如果方法调用MayRaiseGenServer.maybe_will_raise确实会引发错误,那么它看起来就像之后的行,带有timer.sleep和IO.puts不再运行的行.即使我更改代码以尝试处理异常,如下所示:
MayRaiseSupervisor.start_link([])
try do
IO.inspect MayRaiseGenServer.maybe_will_raise
rescue
RuntimeError -> IO.puts "there was an error"
end
:timer.sleep(2000)
IO.puts "after sleep"
我似乎仍然无法达到最后IO.puts(如果有错误).有没有办法处理调用,maybe_will_raise这将允许我处理它引发错误,并继续执行?我猜测主管在重启时不会自动重试一段代码.
正如我的观点。
上面的输出告诉您当使用退出信号引发异常时的堆栈跟踪GenServer.call(MayRaiseGenServer, :maybe_will_raise, 5000)以及错误日志,因为terminate/2调用时有一个原因{%RuntimeError{message: ...}, [...]。
您可以定义terminate/2回调来查看:
def terminate(reason, _state) do
IO.inspect reason
end
如果 Reason 不是 :normal, :shutdown 也不是 {:shutdown, term},则会记录错误。
但是,当 GenServer 回调内部引发异常时(除了init/1),它将调用terminate/2通知服务器即将退出(已发送退出信号)。
因此该行之后的代码将不会被执行:
try do
IO.inspect MayRaiseGenServer.maybe_will_raise
...
但 IO.puts“started MyServer”输出不应该再次出现吗?
并且当您的 GenServer 退出时。

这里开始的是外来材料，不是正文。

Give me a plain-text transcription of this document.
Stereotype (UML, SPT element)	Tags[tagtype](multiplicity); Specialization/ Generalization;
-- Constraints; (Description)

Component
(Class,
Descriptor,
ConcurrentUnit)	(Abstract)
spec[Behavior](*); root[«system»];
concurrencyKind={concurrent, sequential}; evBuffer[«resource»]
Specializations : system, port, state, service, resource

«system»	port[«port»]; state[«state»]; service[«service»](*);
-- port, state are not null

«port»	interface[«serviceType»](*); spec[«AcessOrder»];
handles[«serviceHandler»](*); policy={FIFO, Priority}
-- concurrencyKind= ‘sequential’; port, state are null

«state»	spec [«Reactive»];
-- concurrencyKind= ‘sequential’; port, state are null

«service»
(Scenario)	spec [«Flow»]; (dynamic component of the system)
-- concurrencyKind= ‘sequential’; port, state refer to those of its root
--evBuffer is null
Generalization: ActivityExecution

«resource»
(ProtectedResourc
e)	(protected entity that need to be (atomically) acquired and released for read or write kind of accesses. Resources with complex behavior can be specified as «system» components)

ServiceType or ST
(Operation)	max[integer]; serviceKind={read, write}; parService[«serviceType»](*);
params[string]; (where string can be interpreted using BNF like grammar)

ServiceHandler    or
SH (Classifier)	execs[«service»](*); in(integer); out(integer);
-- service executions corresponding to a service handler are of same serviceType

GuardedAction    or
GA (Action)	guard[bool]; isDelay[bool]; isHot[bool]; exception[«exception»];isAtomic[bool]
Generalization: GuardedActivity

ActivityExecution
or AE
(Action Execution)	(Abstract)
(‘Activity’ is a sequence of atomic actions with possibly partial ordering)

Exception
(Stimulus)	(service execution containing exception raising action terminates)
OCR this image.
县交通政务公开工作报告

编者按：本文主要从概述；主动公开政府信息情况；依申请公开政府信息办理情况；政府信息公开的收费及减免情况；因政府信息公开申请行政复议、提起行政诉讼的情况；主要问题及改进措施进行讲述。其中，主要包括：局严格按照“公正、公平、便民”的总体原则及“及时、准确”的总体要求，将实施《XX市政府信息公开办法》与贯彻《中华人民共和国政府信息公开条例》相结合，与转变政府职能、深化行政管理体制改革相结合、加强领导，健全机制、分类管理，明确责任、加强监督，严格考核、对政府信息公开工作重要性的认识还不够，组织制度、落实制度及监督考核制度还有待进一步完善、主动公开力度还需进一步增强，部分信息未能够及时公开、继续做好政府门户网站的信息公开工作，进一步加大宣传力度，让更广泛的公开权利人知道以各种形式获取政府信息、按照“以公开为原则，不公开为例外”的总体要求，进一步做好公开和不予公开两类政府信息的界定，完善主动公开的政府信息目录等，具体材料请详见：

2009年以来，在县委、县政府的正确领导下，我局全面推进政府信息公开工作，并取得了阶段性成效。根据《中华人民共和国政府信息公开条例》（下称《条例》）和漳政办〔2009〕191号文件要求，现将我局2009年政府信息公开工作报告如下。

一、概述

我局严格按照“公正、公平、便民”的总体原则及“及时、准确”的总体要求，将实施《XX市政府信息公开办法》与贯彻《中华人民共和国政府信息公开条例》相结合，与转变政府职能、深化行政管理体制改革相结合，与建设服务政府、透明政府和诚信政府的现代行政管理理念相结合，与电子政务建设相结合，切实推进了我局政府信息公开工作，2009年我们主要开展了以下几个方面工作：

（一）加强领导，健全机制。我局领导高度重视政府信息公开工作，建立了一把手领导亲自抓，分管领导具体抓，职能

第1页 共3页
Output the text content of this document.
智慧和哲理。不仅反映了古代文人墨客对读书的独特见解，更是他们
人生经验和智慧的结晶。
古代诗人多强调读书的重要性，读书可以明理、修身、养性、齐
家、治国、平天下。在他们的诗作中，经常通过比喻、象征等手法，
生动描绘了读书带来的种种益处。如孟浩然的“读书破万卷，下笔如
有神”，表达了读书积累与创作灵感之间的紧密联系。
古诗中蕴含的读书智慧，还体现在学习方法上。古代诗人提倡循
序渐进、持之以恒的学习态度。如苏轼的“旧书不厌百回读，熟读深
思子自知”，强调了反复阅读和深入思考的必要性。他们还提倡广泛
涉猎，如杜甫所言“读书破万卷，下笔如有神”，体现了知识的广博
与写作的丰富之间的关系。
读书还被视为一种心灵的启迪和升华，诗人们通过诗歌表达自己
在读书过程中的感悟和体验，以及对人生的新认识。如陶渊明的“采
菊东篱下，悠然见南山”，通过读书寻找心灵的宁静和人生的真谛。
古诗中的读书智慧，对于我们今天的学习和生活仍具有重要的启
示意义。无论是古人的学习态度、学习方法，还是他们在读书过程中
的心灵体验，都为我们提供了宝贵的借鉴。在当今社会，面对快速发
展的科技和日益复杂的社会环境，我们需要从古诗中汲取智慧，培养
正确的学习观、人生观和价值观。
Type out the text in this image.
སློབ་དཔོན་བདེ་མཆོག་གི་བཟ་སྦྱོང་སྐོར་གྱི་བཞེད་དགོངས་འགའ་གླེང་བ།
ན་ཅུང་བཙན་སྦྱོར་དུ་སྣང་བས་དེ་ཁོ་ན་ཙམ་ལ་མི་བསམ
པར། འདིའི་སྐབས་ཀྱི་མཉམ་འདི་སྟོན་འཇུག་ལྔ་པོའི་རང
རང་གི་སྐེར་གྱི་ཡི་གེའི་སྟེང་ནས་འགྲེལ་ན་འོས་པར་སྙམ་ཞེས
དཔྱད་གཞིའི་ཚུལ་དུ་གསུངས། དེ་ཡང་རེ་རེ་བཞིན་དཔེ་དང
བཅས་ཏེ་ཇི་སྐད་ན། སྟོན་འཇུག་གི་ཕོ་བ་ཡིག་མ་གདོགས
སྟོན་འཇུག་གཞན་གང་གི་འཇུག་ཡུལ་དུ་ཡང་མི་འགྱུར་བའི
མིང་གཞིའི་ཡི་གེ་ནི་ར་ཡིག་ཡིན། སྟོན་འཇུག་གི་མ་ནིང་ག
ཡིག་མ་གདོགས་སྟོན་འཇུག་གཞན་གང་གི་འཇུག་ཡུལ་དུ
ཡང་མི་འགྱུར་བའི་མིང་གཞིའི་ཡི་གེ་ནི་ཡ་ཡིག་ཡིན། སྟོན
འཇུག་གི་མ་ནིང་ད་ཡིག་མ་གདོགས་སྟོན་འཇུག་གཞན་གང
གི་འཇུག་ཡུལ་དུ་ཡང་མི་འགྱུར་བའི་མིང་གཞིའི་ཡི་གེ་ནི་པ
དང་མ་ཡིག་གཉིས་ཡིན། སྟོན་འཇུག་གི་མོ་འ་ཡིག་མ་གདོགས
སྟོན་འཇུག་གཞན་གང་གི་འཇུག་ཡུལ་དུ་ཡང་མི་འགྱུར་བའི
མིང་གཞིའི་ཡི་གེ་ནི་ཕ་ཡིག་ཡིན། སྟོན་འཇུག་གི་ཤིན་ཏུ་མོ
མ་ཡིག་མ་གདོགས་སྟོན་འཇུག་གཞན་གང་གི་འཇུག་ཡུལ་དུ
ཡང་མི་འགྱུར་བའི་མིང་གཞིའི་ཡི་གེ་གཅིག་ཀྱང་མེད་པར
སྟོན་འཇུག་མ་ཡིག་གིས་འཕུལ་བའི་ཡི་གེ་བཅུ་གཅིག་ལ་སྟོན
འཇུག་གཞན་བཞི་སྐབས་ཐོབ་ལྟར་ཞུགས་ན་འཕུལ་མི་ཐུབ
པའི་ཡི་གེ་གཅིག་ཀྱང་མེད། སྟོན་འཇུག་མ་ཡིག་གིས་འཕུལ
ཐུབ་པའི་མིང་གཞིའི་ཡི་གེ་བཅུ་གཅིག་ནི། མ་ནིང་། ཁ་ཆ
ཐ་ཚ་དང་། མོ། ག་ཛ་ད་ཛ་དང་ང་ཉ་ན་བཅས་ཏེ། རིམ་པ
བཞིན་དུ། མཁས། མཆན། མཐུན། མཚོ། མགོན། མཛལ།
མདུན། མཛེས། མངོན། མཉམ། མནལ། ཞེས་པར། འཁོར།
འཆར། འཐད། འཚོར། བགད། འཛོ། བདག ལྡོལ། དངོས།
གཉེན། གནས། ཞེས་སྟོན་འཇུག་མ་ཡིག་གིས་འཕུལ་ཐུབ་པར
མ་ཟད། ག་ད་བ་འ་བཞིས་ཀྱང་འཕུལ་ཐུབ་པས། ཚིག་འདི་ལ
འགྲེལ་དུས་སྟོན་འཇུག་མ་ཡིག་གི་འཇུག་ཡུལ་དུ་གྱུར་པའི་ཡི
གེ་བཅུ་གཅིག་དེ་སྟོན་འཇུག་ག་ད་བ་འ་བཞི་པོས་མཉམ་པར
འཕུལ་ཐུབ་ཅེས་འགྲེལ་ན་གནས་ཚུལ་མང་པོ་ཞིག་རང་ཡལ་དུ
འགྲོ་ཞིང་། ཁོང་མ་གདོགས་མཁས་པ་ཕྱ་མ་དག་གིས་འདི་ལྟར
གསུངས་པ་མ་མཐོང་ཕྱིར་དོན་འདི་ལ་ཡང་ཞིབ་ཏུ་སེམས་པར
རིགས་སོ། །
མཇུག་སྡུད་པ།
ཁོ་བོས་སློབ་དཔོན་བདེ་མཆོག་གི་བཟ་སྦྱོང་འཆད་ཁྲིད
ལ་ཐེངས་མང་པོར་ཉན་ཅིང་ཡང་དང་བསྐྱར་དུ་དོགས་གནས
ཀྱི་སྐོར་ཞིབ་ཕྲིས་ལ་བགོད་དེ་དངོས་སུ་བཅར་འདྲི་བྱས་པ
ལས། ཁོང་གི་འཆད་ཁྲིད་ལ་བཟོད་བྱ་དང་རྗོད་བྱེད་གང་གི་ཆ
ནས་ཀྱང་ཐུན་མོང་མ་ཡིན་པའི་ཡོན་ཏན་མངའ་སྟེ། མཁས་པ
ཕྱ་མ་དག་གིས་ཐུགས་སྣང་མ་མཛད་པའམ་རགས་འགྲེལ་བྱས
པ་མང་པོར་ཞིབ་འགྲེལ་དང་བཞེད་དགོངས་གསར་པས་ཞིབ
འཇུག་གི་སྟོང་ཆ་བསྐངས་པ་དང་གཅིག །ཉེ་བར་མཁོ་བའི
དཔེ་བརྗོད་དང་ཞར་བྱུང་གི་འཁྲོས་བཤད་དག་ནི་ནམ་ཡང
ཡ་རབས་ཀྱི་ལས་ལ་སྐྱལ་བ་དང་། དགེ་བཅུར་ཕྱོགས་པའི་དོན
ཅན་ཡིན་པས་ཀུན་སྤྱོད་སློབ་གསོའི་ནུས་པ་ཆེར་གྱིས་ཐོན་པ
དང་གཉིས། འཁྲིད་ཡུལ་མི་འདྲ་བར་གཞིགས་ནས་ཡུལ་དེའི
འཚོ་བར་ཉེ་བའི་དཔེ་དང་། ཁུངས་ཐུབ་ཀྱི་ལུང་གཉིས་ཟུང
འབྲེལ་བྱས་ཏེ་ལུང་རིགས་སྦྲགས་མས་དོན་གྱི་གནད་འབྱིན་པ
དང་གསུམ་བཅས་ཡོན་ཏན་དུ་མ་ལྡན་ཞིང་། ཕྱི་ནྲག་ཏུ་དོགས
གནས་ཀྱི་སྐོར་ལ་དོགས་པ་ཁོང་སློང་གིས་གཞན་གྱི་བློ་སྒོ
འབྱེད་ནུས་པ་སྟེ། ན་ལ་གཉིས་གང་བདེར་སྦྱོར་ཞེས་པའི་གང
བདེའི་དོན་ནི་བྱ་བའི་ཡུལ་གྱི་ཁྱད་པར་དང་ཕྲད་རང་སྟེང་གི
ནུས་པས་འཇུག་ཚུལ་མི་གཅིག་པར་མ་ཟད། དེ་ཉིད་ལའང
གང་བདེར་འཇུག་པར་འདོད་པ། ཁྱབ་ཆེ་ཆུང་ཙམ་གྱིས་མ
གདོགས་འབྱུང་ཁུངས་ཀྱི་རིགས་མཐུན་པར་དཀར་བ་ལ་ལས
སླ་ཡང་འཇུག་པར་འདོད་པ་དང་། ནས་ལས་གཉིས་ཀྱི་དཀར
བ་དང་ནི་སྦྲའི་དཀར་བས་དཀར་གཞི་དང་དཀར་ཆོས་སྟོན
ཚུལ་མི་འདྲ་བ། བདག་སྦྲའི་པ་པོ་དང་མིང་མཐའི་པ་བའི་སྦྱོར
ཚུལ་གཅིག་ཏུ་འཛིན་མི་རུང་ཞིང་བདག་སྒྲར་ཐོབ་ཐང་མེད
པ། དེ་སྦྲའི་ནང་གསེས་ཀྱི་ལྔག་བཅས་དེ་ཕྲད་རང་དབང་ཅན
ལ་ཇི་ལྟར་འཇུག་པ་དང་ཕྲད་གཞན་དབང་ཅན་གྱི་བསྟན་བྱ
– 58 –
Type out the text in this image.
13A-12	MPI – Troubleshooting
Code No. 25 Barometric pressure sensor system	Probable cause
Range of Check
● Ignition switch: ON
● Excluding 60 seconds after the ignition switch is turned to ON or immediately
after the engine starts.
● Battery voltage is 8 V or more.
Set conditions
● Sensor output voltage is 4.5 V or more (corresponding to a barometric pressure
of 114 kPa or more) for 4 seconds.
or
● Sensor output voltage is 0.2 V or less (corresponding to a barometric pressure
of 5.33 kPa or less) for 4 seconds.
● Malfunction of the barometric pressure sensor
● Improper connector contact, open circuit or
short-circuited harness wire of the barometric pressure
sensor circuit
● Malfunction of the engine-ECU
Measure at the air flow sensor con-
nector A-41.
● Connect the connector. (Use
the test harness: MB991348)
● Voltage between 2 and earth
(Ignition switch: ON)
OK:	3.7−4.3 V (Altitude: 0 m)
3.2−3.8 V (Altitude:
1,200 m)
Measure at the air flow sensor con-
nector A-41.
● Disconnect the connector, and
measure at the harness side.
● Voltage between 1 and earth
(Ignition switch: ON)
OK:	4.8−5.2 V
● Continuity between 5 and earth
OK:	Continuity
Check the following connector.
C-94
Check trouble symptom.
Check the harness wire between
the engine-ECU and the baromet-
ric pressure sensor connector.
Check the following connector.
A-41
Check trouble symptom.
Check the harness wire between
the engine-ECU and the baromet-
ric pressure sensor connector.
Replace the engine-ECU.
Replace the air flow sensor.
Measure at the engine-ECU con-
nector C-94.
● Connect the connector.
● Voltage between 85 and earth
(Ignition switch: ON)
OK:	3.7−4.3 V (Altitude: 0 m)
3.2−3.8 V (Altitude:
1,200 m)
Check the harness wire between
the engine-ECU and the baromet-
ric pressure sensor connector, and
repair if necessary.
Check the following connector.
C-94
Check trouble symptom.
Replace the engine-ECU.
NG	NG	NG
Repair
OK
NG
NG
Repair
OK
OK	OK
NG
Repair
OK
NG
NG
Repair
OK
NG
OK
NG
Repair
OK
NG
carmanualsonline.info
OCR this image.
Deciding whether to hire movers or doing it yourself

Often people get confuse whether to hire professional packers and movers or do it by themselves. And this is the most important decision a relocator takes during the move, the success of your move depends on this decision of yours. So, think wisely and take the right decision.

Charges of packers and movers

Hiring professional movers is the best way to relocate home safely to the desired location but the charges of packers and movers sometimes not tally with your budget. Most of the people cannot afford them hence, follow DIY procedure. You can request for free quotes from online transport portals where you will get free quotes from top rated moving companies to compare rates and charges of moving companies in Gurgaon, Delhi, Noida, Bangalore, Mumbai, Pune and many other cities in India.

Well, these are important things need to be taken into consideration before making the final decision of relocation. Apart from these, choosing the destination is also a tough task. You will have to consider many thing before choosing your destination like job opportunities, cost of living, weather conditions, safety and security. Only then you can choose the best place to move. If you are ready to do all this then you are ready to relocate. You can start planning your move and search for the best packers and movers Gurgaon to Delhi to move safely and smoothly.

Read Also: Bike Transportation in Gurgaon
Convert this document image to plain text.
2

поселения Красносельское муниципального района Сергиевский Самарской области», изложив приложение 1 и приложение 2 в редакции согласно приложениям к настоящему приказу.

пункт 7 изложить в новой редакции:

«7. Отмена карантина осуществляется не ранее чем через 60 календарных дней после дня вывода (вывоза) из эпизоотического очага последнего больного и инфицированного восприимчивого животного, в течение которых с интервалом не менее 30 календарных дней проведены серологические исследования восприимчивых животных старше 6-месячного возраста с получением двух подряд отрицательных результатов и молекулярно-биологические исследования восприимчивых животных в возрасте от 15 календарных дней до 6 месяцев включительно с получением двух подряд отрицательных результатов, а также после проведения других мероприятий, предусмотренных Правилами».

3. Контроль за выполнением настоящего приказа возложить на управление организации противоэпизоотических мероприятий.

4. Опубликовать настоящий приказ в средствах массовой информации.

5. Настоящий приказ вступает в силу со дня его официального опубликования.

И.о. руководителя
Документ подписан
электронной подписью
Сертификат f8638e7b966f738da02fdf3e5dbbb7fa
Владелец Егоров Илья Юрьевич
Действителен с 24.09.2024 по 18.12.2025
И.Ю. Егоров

您的主管将启动一个新的进程,将主进程与您的 GenServer 进程链接起来(您MayRaiseGenServer.start_link再次接到电话)
最后一件事是如果你想让代码继续执行。你可以像这样捕获退出信号:
MayRaiseSupervisor.start_link([])
try do
IO.inspect MayRaiseGenServer.maybe_will_raise
catch
:exit, _ -> IO.puts "there was an error"
end
:timer.sleep(2000)
IO.puts "after sleep"
raise但我认为你应该考虑在 GenServer 回调中使用。希望有所帮助!